In Southeastern Fidelity Ins. Co. v. Stevens, 142 App. 562, 563 (236 SE2d 550) (1977), this court followed the majority rule as to construction of motor vehicle insurance policies "in holding that the term `arising out of' does not mean proximate cause in the strict legal sense nor require a finding that the injury was directly and proximately caused by the use of the vehicle, nor that the insured vehicle was exerting any physical force upon the instrumentality which was the immediate cause of the injury. That almost any causal connection or relationship will do, see Travelers Ins. Co. v. Aetna Cas. & Sur. Co., 491 SW2d 363: `Case law indicates that the injury need not be the proximate result of "use" in the strict sense, but it cannot be extended to something distinctly remote. [Cit.] Each case turns on its precise individual facts. The question to be answered is whether the injury "originated from," "had its origin in," "grew out of," or "flowed from" the use of the vehicle.' In that case a gun was accidentally discharged for unknown reasons while being loaded into the vehicle; the car was therefore being `used' for this purpose, and from this use the accident originated. For other cases involving specifically the discharge of a firearm during the loading, unloading, or operation of a motor vehicle, see 89 ALR2d 150, Anno. We are satisfied that where a connection appears between the `use' of the vehicle and the discharge of the firearm and resulting injury such as to render it more likely that the one grew out of the other, it comes within the coverage defined."

Travelers Ins. Co. v. Aetna Cas. & Sur. Co., supra, the Tennessee decision cited with approval in Southeastern Fidelity, is based upon remarkably similar facts. The Tennessee Supreme Court reasoned that when the insured driver "was loading his shotgun into the vehicle, he was making `use' of the vehicle within the definition of that term as applied to automobile liability policies and, therefore, within the terms of Aetna's policy. The vehicle was being used to transport the young men and their weapons on a hunting trip. That use being proper, it was reasonable and natural they would be exposed to some danger as a result of that use. The requisite causal relationship is present, the vehicle being used as a receptacle for the gun and the injury `flowing from' that use. In conclusion, it is well to note that the courts have been liberal in finding this `but for' relationship and in allowing recovery against automobile carriers. That fact is due to the inherent ambiguity in the term `arising out of *69 use'; therefore, the term is strictly construed against the party who drew the contract." 491 SW2d at 366.
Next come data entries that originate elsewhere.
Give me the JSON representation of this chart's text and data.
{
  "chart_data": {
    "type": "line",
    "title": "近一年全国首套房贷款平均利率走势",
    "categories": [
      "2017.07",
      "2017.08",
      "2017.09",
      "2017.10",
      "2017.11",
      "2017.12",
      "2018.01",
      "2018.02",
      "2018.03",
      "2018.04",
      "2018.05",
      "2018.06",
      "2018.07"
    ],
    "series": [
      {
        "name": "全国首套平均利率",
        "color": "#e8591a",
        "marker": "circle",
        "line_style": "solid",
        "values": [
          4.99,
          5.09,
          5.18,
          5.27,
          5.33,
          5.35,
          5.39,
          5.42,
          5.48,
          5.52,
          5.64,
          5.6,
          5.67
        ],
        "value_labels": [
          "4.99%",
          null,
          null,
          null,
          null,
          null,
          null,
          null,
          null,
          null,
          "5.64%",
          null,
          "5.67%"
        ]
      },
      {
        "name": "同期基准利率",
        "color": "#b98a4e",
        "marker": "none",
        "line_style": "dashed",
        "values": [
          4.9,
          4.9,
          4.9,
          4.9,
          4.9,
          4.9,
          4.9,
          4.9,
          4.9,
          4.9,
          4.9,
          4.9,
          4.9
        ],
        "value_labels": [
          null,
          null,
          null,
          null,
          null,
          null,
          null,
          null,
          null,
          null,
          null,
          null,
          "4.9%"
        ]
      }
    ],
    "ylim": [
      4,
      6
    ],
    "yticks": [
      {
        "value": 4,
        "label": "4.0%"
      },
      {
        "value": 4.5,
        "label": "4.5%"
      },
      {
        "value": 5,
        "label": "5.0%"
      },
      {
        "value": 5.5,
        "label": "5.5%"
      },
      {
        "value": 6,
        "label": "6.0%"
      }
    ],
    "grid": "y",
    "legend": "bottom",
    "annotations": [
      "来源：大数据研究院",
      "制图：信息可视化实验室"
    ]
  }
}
The instant insurance policy by its own terms insures against damages resulting from "use" of the pickup truck, and "use" is further defined as including "loading and unloading" of the insured vehicle. Therefore, the trial court erred in determining that the policy issued by Southern Guaranty afforded no coverage for Payne's injuries. Accord, Leverette v. Aetna Cas. &c. Co., 157 Ga. App. 175 (276 SE2d 859) (1981). It follows that Southern Guaranty's motion for judgment on the pleadings was improperly granted and Payne's motion improperly denied.

Judgment reversed with direction that judgment on the pleadings in favor of appellant be entered. Quillian, C. J., and McMurray, P. J., concur.